Graphical Method :

The graphic method of solving linear programming problems consists of the following steps :

Step 1 : Plot the Constraints :  To plot the constraints, treat each constraint as equalities so as it represents a straight line. Because of Non-negativity constraints the graph will be in the first quadrant. Depending upon inequalities mark the regions either below or above the line.

Step 2 : Identify the feasible region : The feasible region is the region in which all the constraints are satisfied. In other words, it is the common portion of all the regions represented by all the constraints of the problem.

Step 3 : Locate the solution points :  The feasible region contains an infinite number of points.  In this step, search those points which will make objective function optimum. Note that such points will be only from corner points of the solution space. This is because of extreme point theorem. “Let the solution space of an L.P.P. be a complex region bounded by lines in the plane.

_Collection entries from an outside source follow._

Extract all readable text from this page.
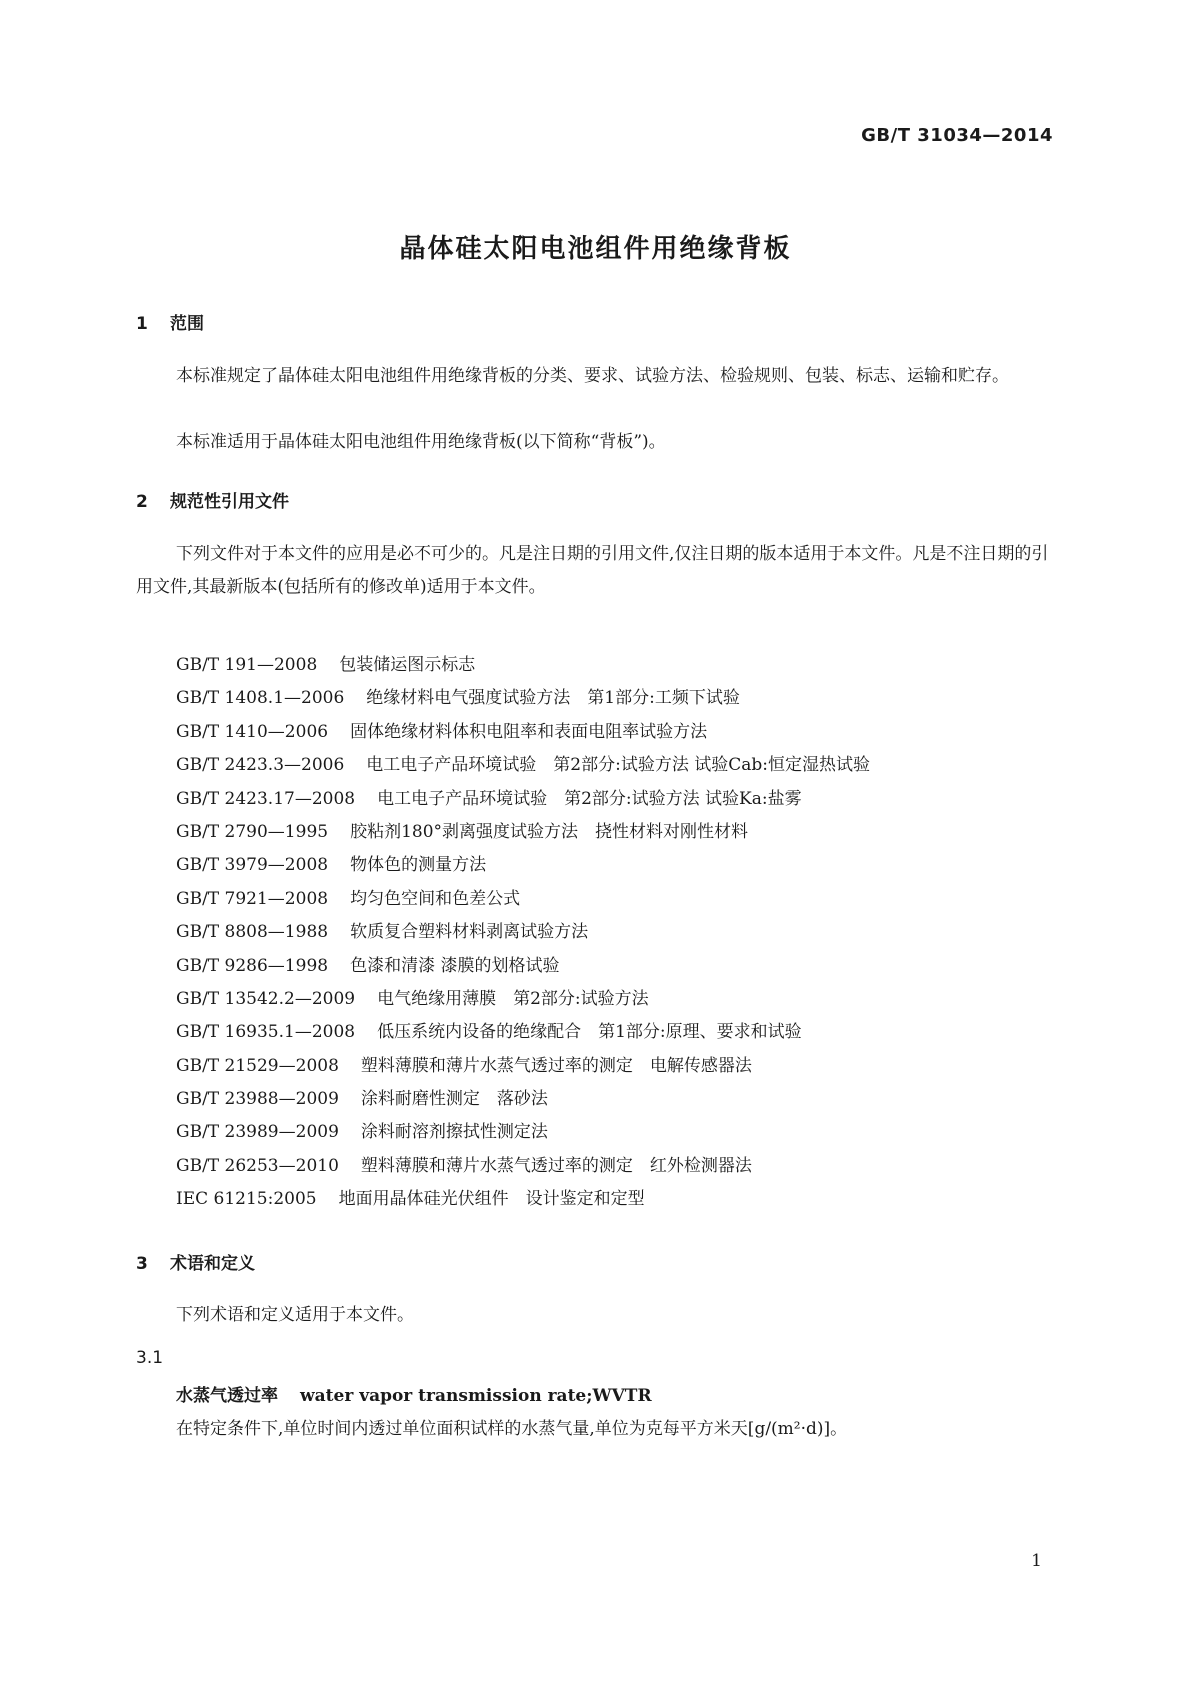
GB/T 31034—2014
晶体硅太阳电池组件用绝缘背板
1 范围
本标准规定了晶体硅太阳电池组件用绝缘背板的分类、要求、试验方法、检验规则、包装、标志、运输和贮存。
本标准适用于晶体硅太阳电池组件用绝缘背板(以下简称“背板”)。
2 规范性引用文件
下列文件对于本文件的应用是必不可少的。凡是注日期的引用文件,仅注日期的版本适用于本文件。凡是不注日期的引用文件,其最新版本(包括所有的修改单)适用于本文件。
GB/T 191—2008 包装储运图示标志
GB/T 1408.1—2006 绝缘材料电气强度试验方法　第1部分:工频下试验
GB/T 1410—2006 固体绝缘材料体积电阻率和表面电阻率试验方法
GB/T 2423.3—2006 电工电子产品环境试验　第2部分:试验方法 试验Cab:恒定湿热试验
GB/T 2423.17—2008 电工电子产品环境试验　第2部分:试验方法 试验Ka:盐雾
GB/T 2790—1995 胶粘剂180°剥离强度试验方法　挠性材料对刚性材料
GB/T 3979—2008 物体色的测量方法
GB/T 7921—2008 均匀色空间和色差公式
GB/T 8808—1988 软质复合塑料材料剥离试验方法
GB/T 9286—1998 色漆和清漆 漆膜的划格试验
GB/T 13542.2—2009 电气绝缘用薄膜　第2部分:试验方法
GB/T 16935.1—2008 低压系统内设备的绝缘配合　第1部分:原理、要求和试验
GB/T 21529—2008 塑料薄膜和薄片水蒸气透过率的测定　电解传感器法
GB/T 23988—2009 涂料耐磨性测定　落砂法
GB/T 23989—2009 涂料耐溶剂擦拭性测定法
GB/T 26253—2010 塑料薄膜和薄片水蒸气透过率的测定　红外检测器法
IEC 61215:2005 地面用晶体硅光伏组件　设计鉴定和定型
3 术语和定义
下列术语和定义适用于本文件。
3.1
水蒸气透过率 water vapor transmission rate;WVTR
在特定条件下,单位时间内透过单位面积试样的水蒸气量,单位为克每平方米天[g/(m²·d)]。
1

Then the objective function of L.P.P. attends its maximum                (or minimum) at the vertices (corners of the feasible space region).”

Step 4 : Select any of the following two methods :

(a)     ISO – Profit (or ISO – Cost) Method :

(i)      Choose a convenient profit (or cost) and draw as iso – profit (or iso – cost) line so that it falls within shaded region.

(ii)     Move this iso – profit (or iso – cost) line parallel to itself further (closer) from (to) the origin.

(iii)    Identify the optimum solution as the co – ordinate of that point on the feasible region touched by the highest possible iso – profit line (or lower possible iso – cost) line.

(iv)    Read the co – ordinates of optimum point either directly from the graph or by simultaneous solution two lines intersecting at that point.

(v)     Compute the optimum profit (or cost) values.

(b)     Corner Point Method :

(i)      Identifying each of the corner or extreme points of the feasible regions either directly from the graph or by method of simultaneous equation.

(ii)     Evaluate the objective function at each of the corner points of the feasible region.

(iii)    Identify the optimum solution which corresponds to that corner points which gives the optimum values of the objective function.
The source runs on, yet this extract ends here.